The fetch is implemented by the IOFetch class which takes as argument the protocol to use. The sequence is:

REENTER:
    render the question into a wire-format query packet
    open()                           // Open socket and optionally connect
    if (! synchronous) {
        YIELD;
    }
    YIELD asyncSend(query)           // Send query
    do {
        YIELD asyncReceive(response) // Read response
    } while (! complete(response))
    close()                          // Drop connection and close socket
    server->resume

The open() method opens a socket for use. On TCP, it also makes a connection to the remote end. So under UDP the operation will complete immediately, but under TCP it could take a long time. One solution would befor the open operation to post an event to the I/O queue; then both cases could be regarded as being equivalent, with the completion being signalled by the posting of the completion event. However UDP is the most common case and that would involve extra overhead. So the open() returns a status indicating whether the operation completed asynchronously. If it did, the code yields back to the coroutine; if not the yield is bypassed.

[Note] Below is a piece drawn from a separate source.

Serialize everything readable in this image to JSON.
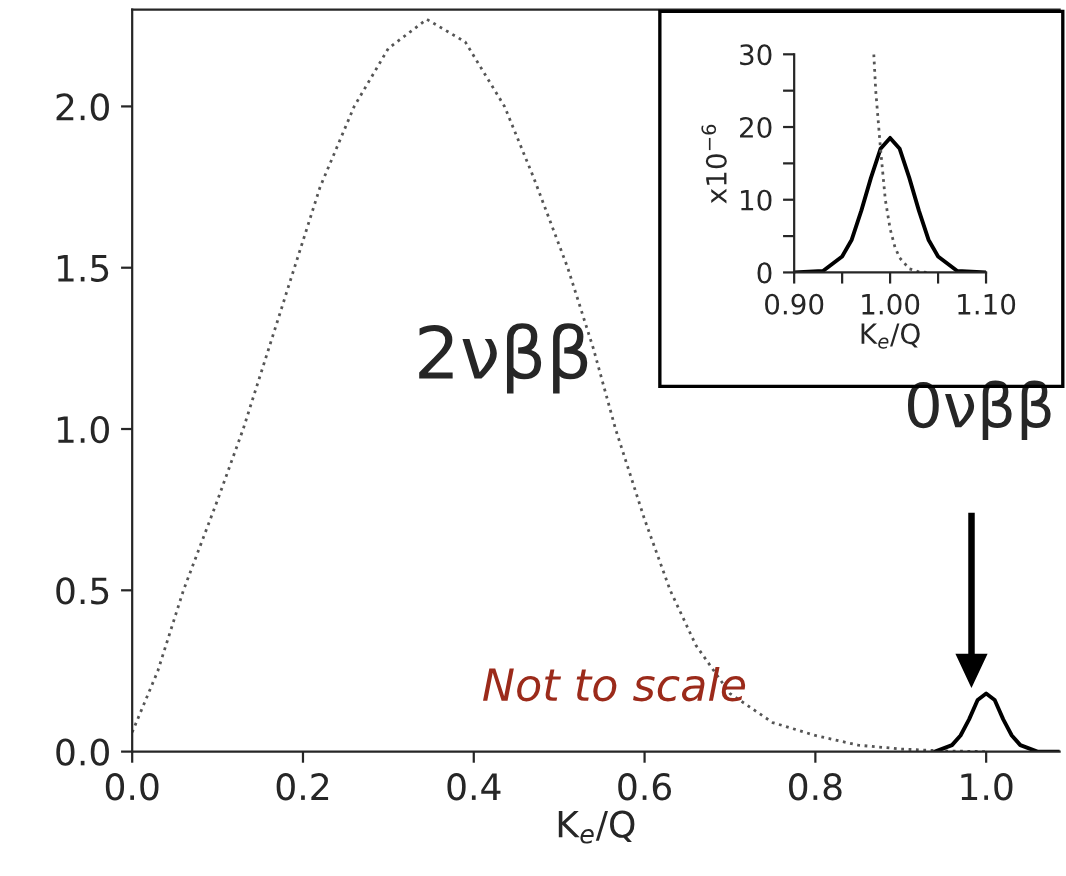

The asynchronous send is straightforward, invoking the underlying ASIO function. Note that the address/port is supplied to both the open() and asyncSend() methods - it is used by the TCPSocket in open() and by the UDPSocket in asyncSend().

The asyncReceive() method issues an asynchronous read and waits for completion. The fetch object keeps track of the amount of data received so far and when the receive completes it calls a method on the socket to determine if the entire message has been received. This will always be the case for UDP. On TCP though, the message is preceded by a count field as several reads may be required to read all the data. The fetch loops until all the data is read.

Finally, the socket is closed and the server called to resume operation.